The sole issue on appeal is whether the trial court erred in determining as a matter of law that Hertz had not voluntarily provided uninsured motorist coverage under the terms of the leasing agreement.

The language relied upon by the plaintiff is found in Paragraph 9 of the leasing agreement. Paragraph 9 provided, in relevant part,

“Lessor provides liability coverage *** in accordance with standard provisions of the Basic Automobile Liability Insurance Policy, as required in the jurisdiction in which the Vehicle is operated, ***. Coverages, hereunder, shall automatically conform to the basic requirements of any ‘No-fault law,’ which may be applicable, but do not include ‘Uninsured Motorist’ or supplementary ‘No-fault’ or other optional coverage, and Lessor and Customer hereby reject, to the extent permitted by law, the inclusion of any such coverage.” (Emphasis added.)

The plaintiff asserted that when Hertz agreed to provide liability coverage in accordance with the standard provisions of an Illinois insurance policy, it agreed to expand the scope of its coverage beyond the liability coverage required by law of self-insurers.

The statutory requirement for uninsured motorist coverage is found in section 143a of the Illinois Insurance Code (Ill.

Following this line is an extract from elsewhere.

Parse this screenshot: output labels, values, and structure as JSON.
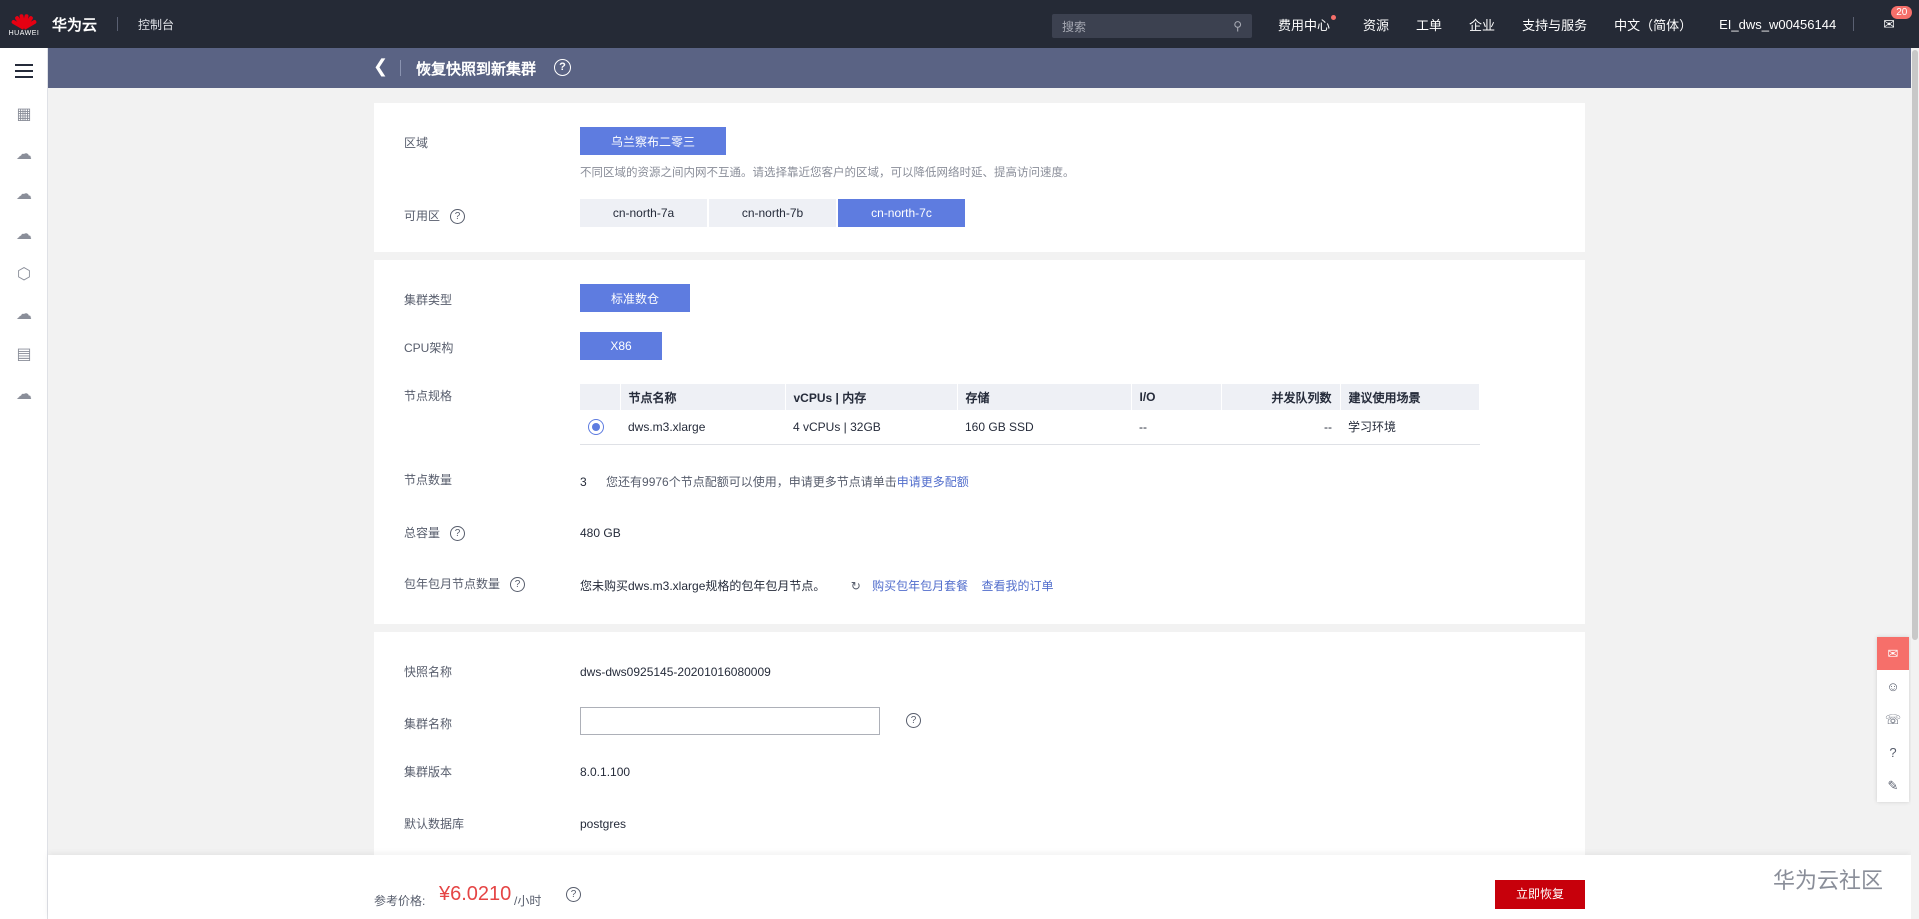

Rev. Stat. 1983, ch. 73, par. 755a). The court in Hill v. Catholic Charities (1983), 118 Ill. App. 3d 488, 455 N.E.2d 183, held that the statutory requirement does not apply to self-insurers. The Hill court based its holding on two principles: (1) that section 143a applies only to “policies”; and (2) that a self-insurer does not issue a “policy.”

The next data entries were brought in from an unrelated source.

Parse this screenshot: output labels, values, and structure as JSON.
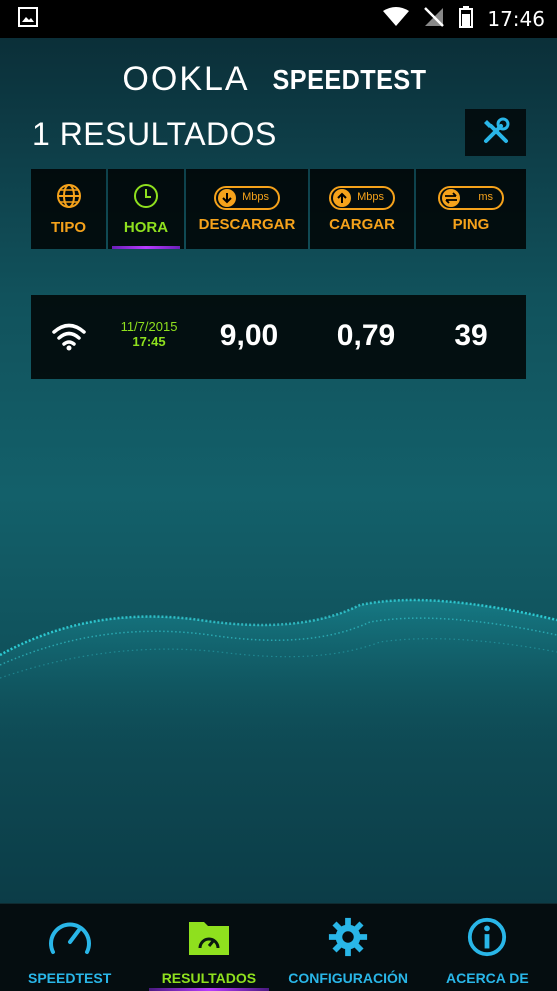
{
  "status_bar": {
    "time": "17:46"
  },
  "logo": {
    "brand": "OOKLA",
    "product": "SPEEDTEST"
  },
  "results_header": {
    "title": "1 RESULTADOS"
  },
  "columns": [
    {
      "label": "TIPO",
      "icon": "globe-icon"
    },
    {
      "label": "HORA",
      "icon": "clock-icon",
      "active": true
    },
    {
      "label": "DESCARGAR",
      "icon": "download-icon",
      "unit": "Mbps"
    },
    {
      "label": "CARGAR",
      "icon": "upload-icon",
      "unit": "Mbps"
    },
    {
      "label": "PING",
      "icon": "ping-icon",
      "unit": "ms"
    }
  ],
  "results": [
    {
      "type": "wifi-icon",
      "date": "11/7/2015",
      "time": "17:45",
      "download": "9,00",
      "upload": "0,79",
      "ping": "39"
    }
  ],
  "bottom_nav": [
    {
      "label": "SPEEDTEST",
      "icon": "speedometer-icon"
    },
    {
      "label": "RESULTADOS",
      "icon": "results-folder-icon",
      "active": true
    },
    {
      "label": "CONFIGURACIÓN",
      "icon": "gear-icon"
    },
    {
      "label": "ACERCA DE",
      "icon": "info-icon"
    }
  ],
  "colors": {
    "accent_orange": "#f5a21b",
    "accent_green": "#8fe01e",
    "accent_blue": "#29b6e8"
  }
}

The question in the cause at bar, then, is whether the reference in Paragraph 9 to “standard provisions of the Basic Automobile Liability Insurance Policy” constituted an agreement by Hertz to provide the type of coverage required by law of commercial insurers instead of the more limited coverage available to self-insurers. In short, we must decide the legal effect of the inclusion of the word “Policy,” particularly in light of the subsequent language in Paragraph 9 excluding uninsured motorist coverage.

In interpreting a contract, the court will seek a reasonable interpretation based upon the language and provisions of the contract. (Ebrahim v. Checker Taxi Co. (1984), 128 Ill. App. 3d 906, 471 N.E.2d 632.) Unless it is obvious that the language in a policy is used in a technical connotation, the language is accorded the meaning which common experience imports. State Security Insurance Co. v. Good *689 man (1972), 6 Ill. App. 3d 1008, 286 N.E.2d 374.

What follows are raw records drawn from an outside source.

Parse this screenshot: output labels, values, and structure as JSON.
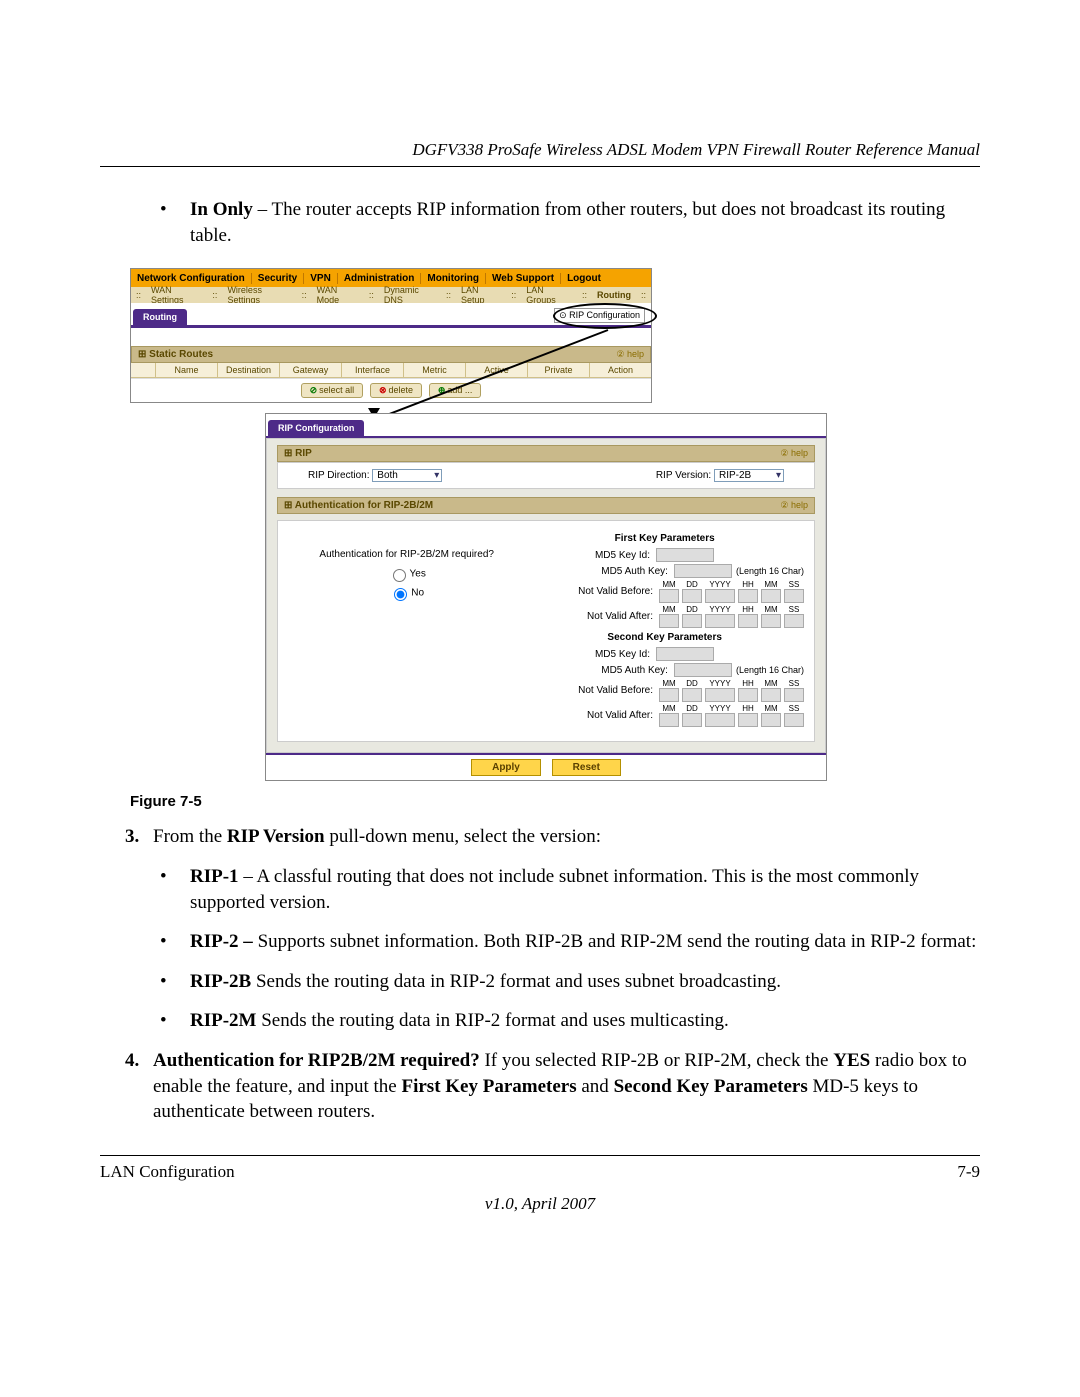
{
  "header": "DGFV338 ProSafe Wireless ADSL Modem VPN Firewall Router Reference Manual",
  "bullet1_prefix": "In Only",
  "bullet1_rest": " – The router accepts RIP information from other routers, but does not broadcast its routing table.",
  "nav": {
    "top": [
      "Network Configuration",
      "Security",
      "VPN",
      "Administration",
      "Monitoring",
      "Web Support",
      "Logout"
    ],
    "sub": [
      "WAN Settings",
      "Wireless Settings",
      "WAN Mode",
      "Dynamic DNS",
      "LAN Setup",
      "LAN Groups",
      "Routing"
    ],
    "routing_tab": "Routing",
    "rip_link": "RIP Configuration"
  },
  "static_routes": {
    "title": "Static Routes",
    "help": "help",
    "cols": [
      "Name",
      "Destination",
      "Gateway",
      "Interface",
      "Metric",
      "Active",
      "Private",
      "Action"
    ],
    "btns": {
      "select": "select all",
      "delete": "delete",
      "add": "add ..."
    }
  },
  "rip_config": {
    "tab": "RIP Configuration",
    "section": "RIP",
    "help": "help",
    "dir_label": "RIP Direction:",
    "dir_value": "Both",
    "ver_label": "RIP Version:",
    "ver_value": "RIP-2B",
    "auth_section": "Authentication for RIP-2B/2M",
    "auth_q": "Authentication for RIP-2B/2M required?",
    "yes": "Yes",
    "no": "No",
    "first": "First Key Parameters",
    "second": "Second Key Parameters",
    "md5id": "MD5 Key Id:",
    "md5auth": "MD5 Auth Key:",
    "notbefore": "Not Valid Before:",
    "notafter": "Not Valid After:",
    "len": "(Length 16 Char)",
    "date_labels": [
      "MM",
      "DD",
      "YYYY",
      "HH",
      "MM",
      "SS"
    ],
    "apply": "Apply",
    "reset": "Reset"
  },
  "figure": "Figure 7-5",
  "step3_num": "3.",
  "step3_a": "From the ",
  "step3_b": "RIP Version",
  "step3_c": " pull-down menu, select the version:",
  "rip1_a": "RIP-1",
  "rip1_b": " – A classful routing that does not include subnet information. This is the most commonly supported version.",
  "rip2_a": "RIP-2 – ",
  "rip2_b": "Supports subnet information. Both RIP-2B and RIP-2M send the routing data in RIP-2 format:",
  "rip2b_a": "RIP-2B",
  "rip2b_b": " Sends the routing data in RIP-2 format and uses subnet broadcasting.",
  "rip2m_a": "RIP-2M",
  "rip2m_b": " Sends the routing data in RIP-2 format and uses multicasting.",
  "step4_num": "4.",
  "step4_a": "Authentication for RIP2B/2M required?",
  "step4_b": " If you selected RIP-2B or RIP-2M, check the ",
  "step4_c": "YES",
  "step4_d": " radio box to enable the feature, and input the ",
  "step4_e": "First Key Parameters",
  "step4_f": " and ",
  "step4_g": "Second Key Parameters",
  "step4_h": " MD-5 keys to authenticate between routers.",
  "footer_left": "LAN Configuration",
  "footer_right": "7-9",
  "version": "v1.0, April 2007"
}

In Paragraph 9, Hertz clearly intended to limit its coverage for uninsured motorist liability. In the face of a clear expression of this intent, we cannot say that the use of the word “policy” was sufficient to negate the intent to limit coverage. To interpret Paragraph 9 in this manner would give the word “policy” a technical, ■ legal connotation it was clearly not meant to have. Consequently, we cannot say that the trial court erred in finding that the leasing agreement did not create coverage for uninsured motorist liability.

The judgment of the circuit court of Peoria County is affirmed.

Affirmed.

HEIPLE, P.J., and SCOTT, J., concur.